Activities & Opportunities

Unique activities and opportunities that our program offers include

Spirit of Place / Spirit of Design. Led by its founder architect Travis Price, FAIA, this award-winning educational forum explores the design and construction of architectural forms that are able to successfully respond to their natural, sacred, and cultural settings in a modern idiom.  The15 design-build projects done since 1992 have allowed students the unique opportunity to research, design, and construct a project in a remote landscape, as a team. The program’s overriding goal is to foster a new language of modern architecture fostering environmental stewardship, the preservation of cultural metaphors, and the education of architects and artists.

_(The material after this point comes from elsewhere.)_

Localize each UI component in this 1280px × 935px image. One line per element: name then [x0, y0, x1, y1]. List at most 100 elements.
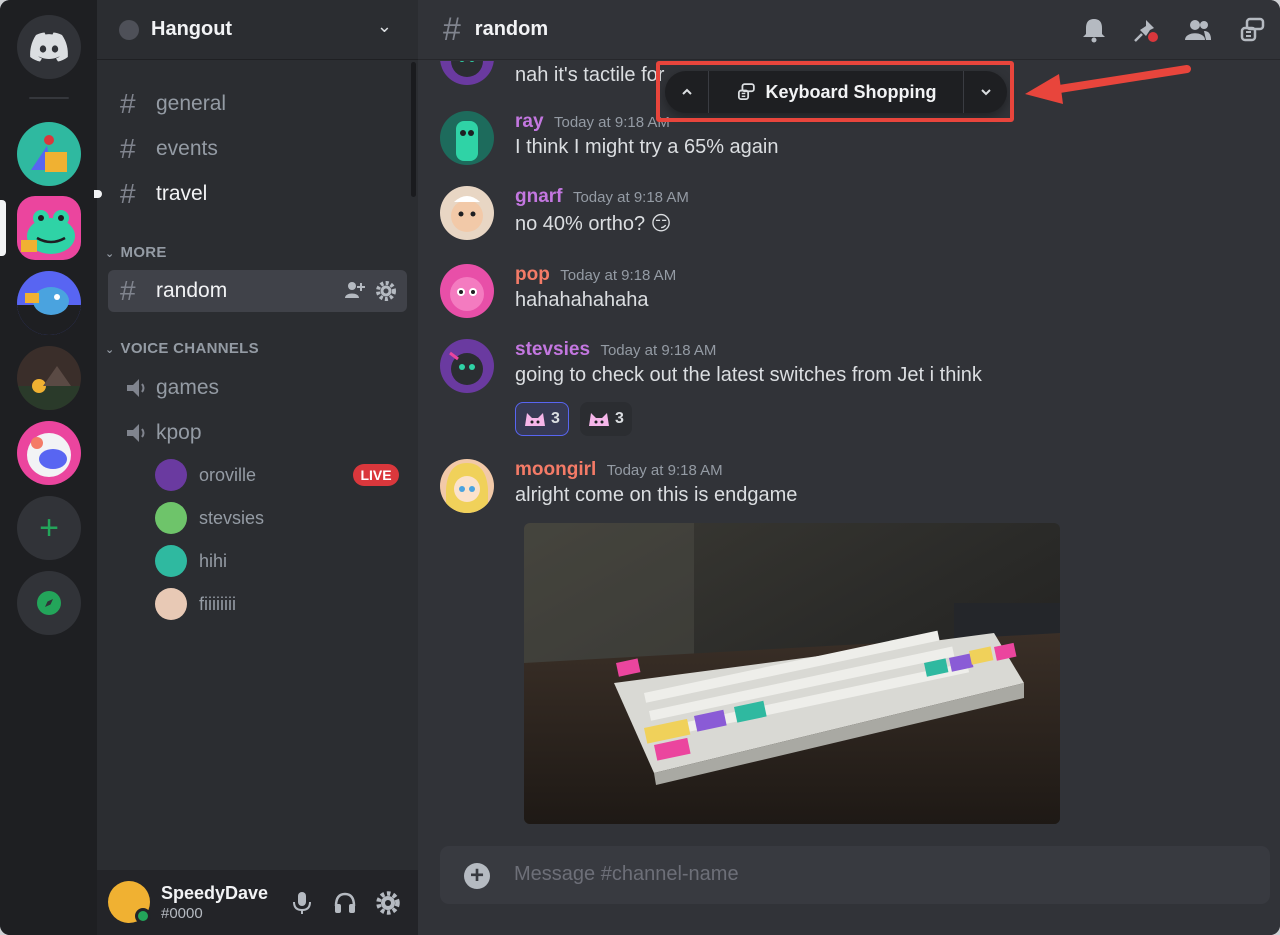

For more information, visit the Spirit of Place/Design website.

Walton Family Distinguished Critic in Design and Catholic Stewardship -- The WALTON Studio.  Every Fall Semester, we bring a world-renown architect to lecture, direct an intense 3 day long design charrette, or teach for a more paced, 3 week long process. The Walton Critic returns to CUArch for the final jury of the studio. Architects Antoine Predock (2009), Craig Hartman (2010), Juhani Pallasmaa (2011), Alberto Campo Baeza (2012), Claudio Silvestrin (2013), Eliana Bormida (2014),Michael J. Crosbie(2015), Prem Chandavarkar (2016), Rick Joy (2017), and Susan Jones (2018) have been all the Walton Critics thus far. This program is made possible by a generous grant from the Clarence Walton Fund for Catholic Architecture.

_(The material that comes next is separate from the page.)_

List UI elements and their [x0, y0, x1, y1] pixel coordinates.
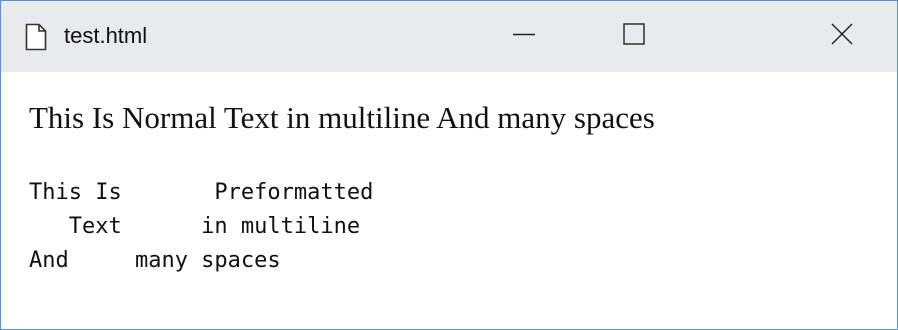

Symposia. SSCS faculty and students participate and/or organize high profile conferences addressing topics relevant to the concentration. For instance, in Fall 2011 we hosted the Symposium “Transcending Architecture: Aesthetics and Ethics of the Numinous” — an event that brought remarkable speakers to discuss the immeasurable qualities of architecture. In Spring 2010, we assisted in the organization of the Symposium “A Living Presence. Extending and Transforming the Tradition of Catholic Sacred Architecture”. In Spring 2007, we collaborated with the Latrobe Chapter of the Society of Architectural Historians to offer the Symposium “Building Spiritual Washington”.

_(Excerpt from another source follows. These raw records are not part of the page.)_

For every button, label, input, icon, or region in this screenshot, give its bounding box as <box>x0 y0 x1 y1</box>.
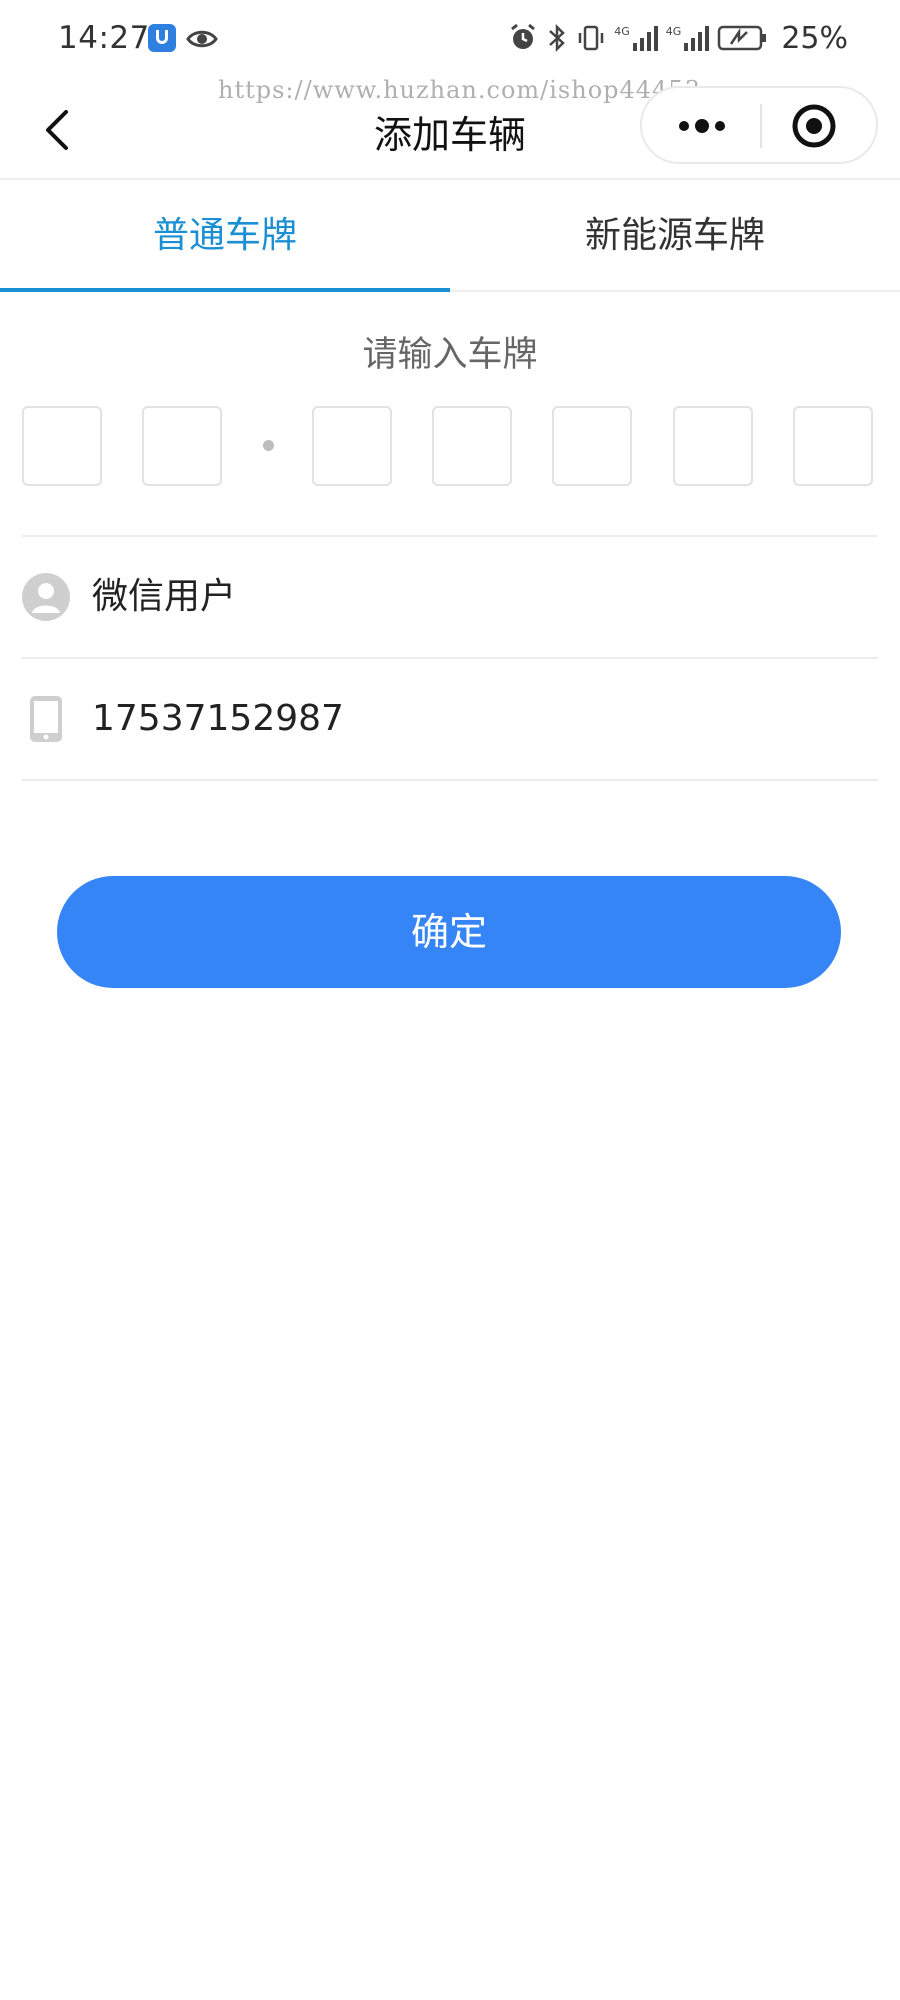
user-name-row: 微信用户 <box>22 537 878 657</box>
battery-percent: 25% <box>781 20 848 56</box>
user-avatar-icon <box>22 573 70 621</box>
eye-icon <box>186 30 218 48</box>
battery-icon <box>718 25 767 51</box>
divider <box>22 779 878 781</box>
status-time: 14:27 <box>58 20 150 56</box>
plate-char-box-2[interactable] <box>142 406 222 486</box>
tab-regular-plate[interactable]: 普通车牌 <box>0 182 450 290</box>
status-bar: 14:27 4G 4G 25% <box>0 0 900 78</box>
more-icon[interactable] <box>672 106 732 146</box>
plate-char-box-3[interactable] <box>312 406 392 486</box>
status-indicators: 4G 4G 25% <box>508 18 848 58</box>
bluetooth-icon <box>549 23 566 53</box>
plate-input-prompt: 请输入车牌 <box>362 335 538 375</box>
vibrate-icon <box>579 25 604 51</box>
alarm-icon <box>511 23 536 49</box>
plate-char-box-4[interactable] <box>432 406 512 486</box>
plate-char-box-1[interactable] <box>22 406 102 486</box>
confirm-button[interactable]: 确定 <box>57 876 841 988</box>
close-mini-program-icon[interactable] <box>790 102 838 150</box>
signal-icon: 4G <box>614 25 658 51</box>
capsule-divider <box>760 104 762 148</box>
plate-separator-dot <box>263 440 274 451</box>
tab-new-energy-plate[interactable]: 新能源车牌 <box>450 182 900 290</box>
plate-type-tabs: 普通车牌 新能源车牌 <box>0 182 900 292</box>
network-type-label: 4G <box>614 25 630 38</box>
plate-char-box-7[interactable] <box>793 406 873 486</box>
mini-program-capsule <box>640 86 878 164</box>
navigation-bar: 添加车辆 <box>0 80 900 180</box>
plate-char-box-5[interactable] <box>552 406 632 486</box>
user-name: 微信用户 <box>92 576 237 617</box>
app-notification-icon <box>148 24 176 52</box>
network-type-label: 4G <box>665 25 682 38</box>
phone-icon <box>30 696 62 742</box>
plate-char-box-6[interactable] <box>673 406 753 486</box>
phone-number: 17537152987 <box>92 698 344 739</box>
signal-icon: 4G <box>666 25 710 51</box>
phone-row: 17537152987 <box>22 659 878 779</box>
active-tab-indicator <box>0 288 450 292</box>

Semester SSCS Meeting. The SSCS concentration usually hosts one meeting per semester to discuss issues relevant to graduate students, faculty, and the program. These meetings are open, relatively informal, and include food and drinks. In the Fall, we usually include the Walton Critic that is visiting the school. For more information on the SSCS alumni group, contact Kristen Weller(at krilweller@gmail.com)

Direct access to professionals and scholarsin the DC area and beyond. SSCS faculty have access to a large array of local, regional, national and international connections that may prove important for thesis research, applying for a job, seeking a PhD., or just travel.